Denver, CO Trolley - Auto Wreck, Jan 1910

Denver, CO Broadway Trolley, 1908, photo from


Three Members of Automobile Party Killed at Denver.

DENVER, Col., Jan 31. - JAMES A. BAKER of Attleboro, Mass., and two women, whose identity is unknown, were killed and Russell A. Talbot of New York was fatally injured when a trolley car crashed into the automobile in which five persons were riding. Morris Mayer, owner of the machine, who was at the wheel, was stunned, but suffered only minor injuries.

BAKER and Talbot were traveling men and guests of Mayer. All efforts to ascertain the names of the women were unavailing. The machine in which the party was riding was speeding along South Broadway at a furious rate, running between the street car tracks.

Cars were approaching from both directions, and in an effort to avoid the northbound car Mayer tried to cross the tracks. The machine skidded on the rails and it is supposed Mayer instinctively set the brake to keep from going over. The southbound car crashed into the machine from the rear, completely demolishing it. Talbot and BAKER, with one of the women, were in the back seat. The woman's head and body were crushed to a pulp and BAKER had a number of broken bones. Both were dead when picked up.

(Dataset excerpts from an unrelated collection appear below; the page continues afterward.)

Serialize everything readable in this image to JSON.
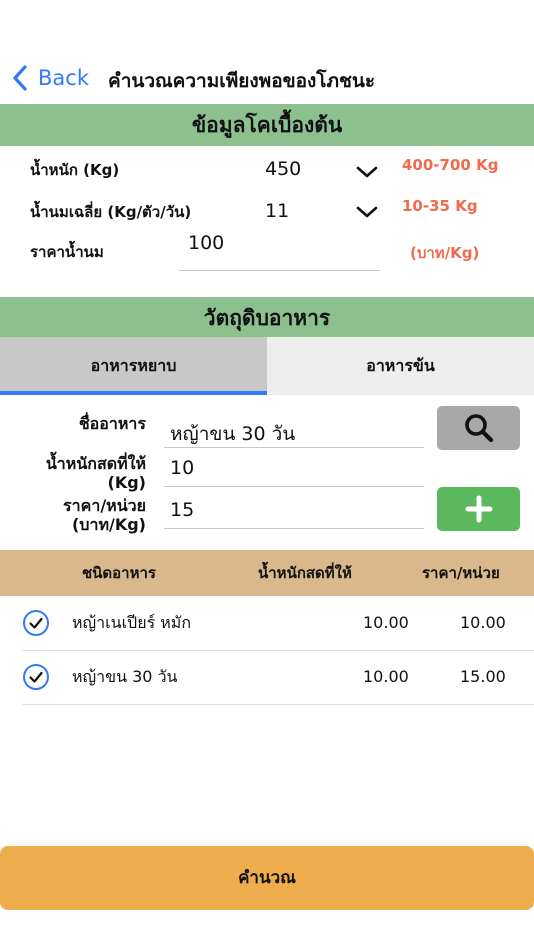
{
  "nav": {
    "back_label": "Back",
    "title": "คำนวณความเพียงพอของโภชนะ"
  },
  "basic": {
    "header": "ข้อมูลโคเบื้องต้น",
    "weight": {
      "label": "น้ำหนัก (Kg)",
      "value": "450",
      "range": "400-700 Kg"
    },
    "milk": {
      "label": "น้ำนมเฉลี่ย (Kg/ตัว/วัน)",
      "value": "11",
      "range": "10-35 Kg"
    },
    "price": {
      "label": "ราคาน้ำนม",
      "value": "100",
      "unit": "(บาท/Kg)"
    }
  },
  "feed": {
    "header": "วัตถุดิบอาหาร",
    "tabs": [
      "อาหารหยาบ",
      "อาหารข้น"
    ],
    "form": {
      "name_label": "ชื่ออาหาร",
      "name_value": "หญ้าขน 30 วัน",
      "weight_label_1": "น้ำหนักสดที่ให้",
      "weight_label_2": "(Kg)",
      "weight_value": "10",
      "price_label_1": "ราคา/หน่วย",
      "price_label_2": "(บาท/Kg)",
      "price_value": "15"
    }
  },
  "table": {
    "columns": [
      "ชนิดอาหาร",
      "น้ำหนักสดที่ให้",
      "ราคา/หน่วย"
    ],
    "rows": [
      {
        "name": "หญ้าเนเปียร์ หมัก",
        "weight": "10.00",
        "price": "10.00"
      },
      {
        "name": "หญ้าขน 30 วัน",
        "weight": "10.00",
        "price": "15.00"
      }
    ]
  },
  "calculate_label": "คำนวณ",
  "colors": {
    "accent": "#2f7cf6",
    "section": "#8cc08f",
    "range": "#f06a4b",
    "table_head": "#d9b88c",
    "calc": "#f0ad4e",
    "add": "#5cb85c"
  }
}
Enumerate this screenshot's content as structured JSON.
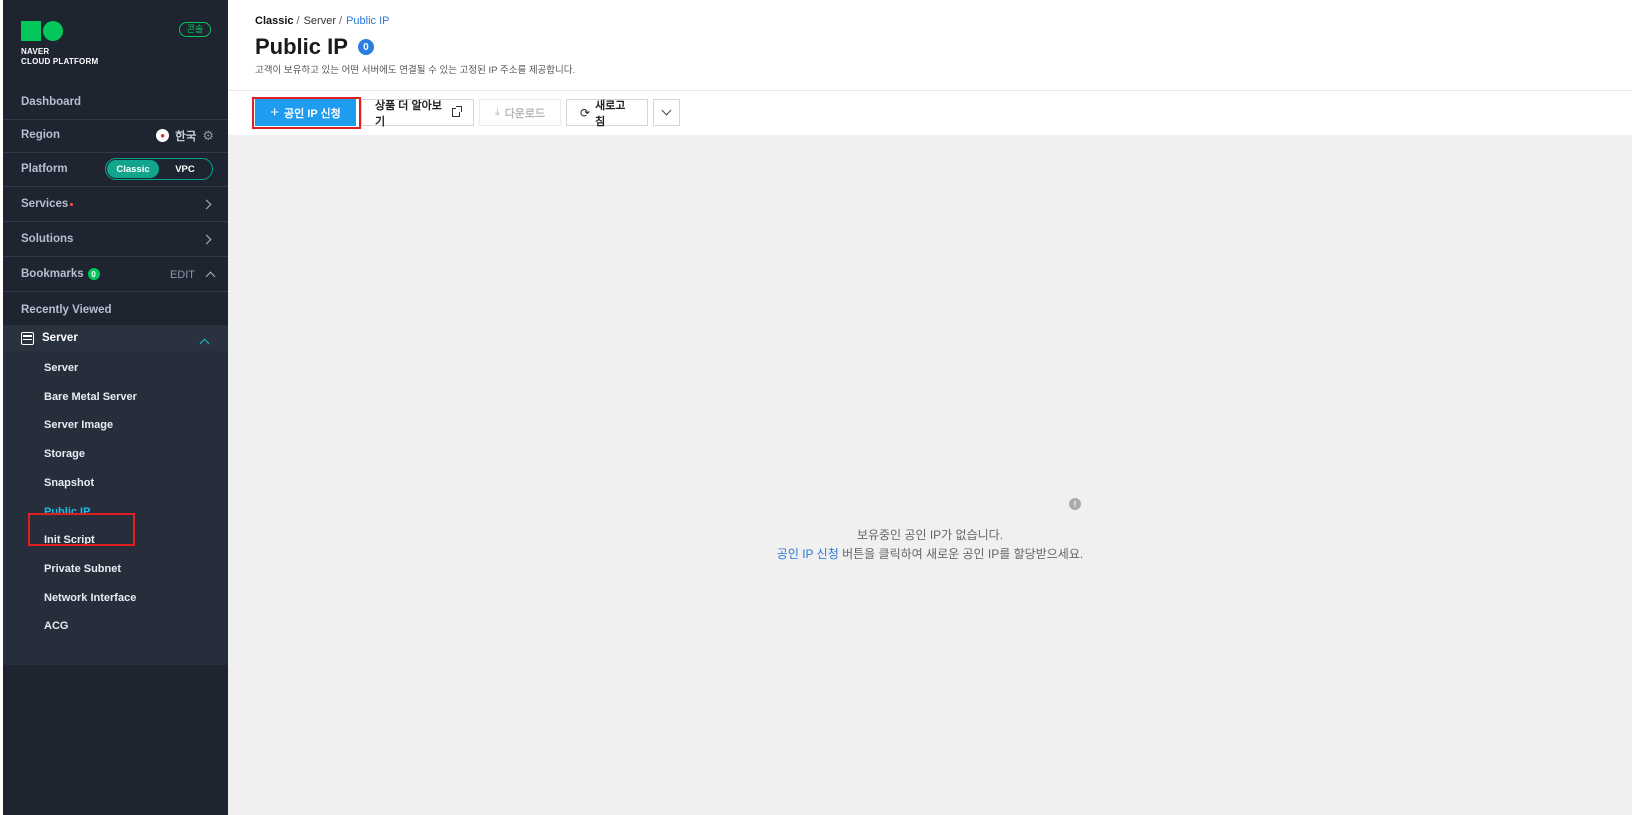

Talbot suffered severe internal injuries and were unconscious when help arrived. The other woman, who was sitting beside Mayer, was thrown to the ground and her skull was crushed. Mayer was tossed to one side, and was but little hurt.

The Nebraska State Journal, Lincoln, NE 1 Feb 1910



Identify Victims of Automobile and Street Car Crash.

DENVER, Feb. 1. - Identification was made early today of the two women who were with JAMES A BAKER of Cincinnati and Russell A. Talbot of New York as guests of Morris Mayer when their automobile was struck by two street cars last night. Both women and BAKER were killed and Talbot was fatally injured.

The women were MISS VIRGIL CAIN and MRS. WILLIAM J. KEATING, both of Denver. MISS CAIN was fiancee of Mayer, who had arranged the party in honor of BAKER and Talbot.

Mayer, who was driving the car at terrific speed when the accident occurred, was thrown to one side and only slightly injured. He was found hours afterwards wandering the streets half demented.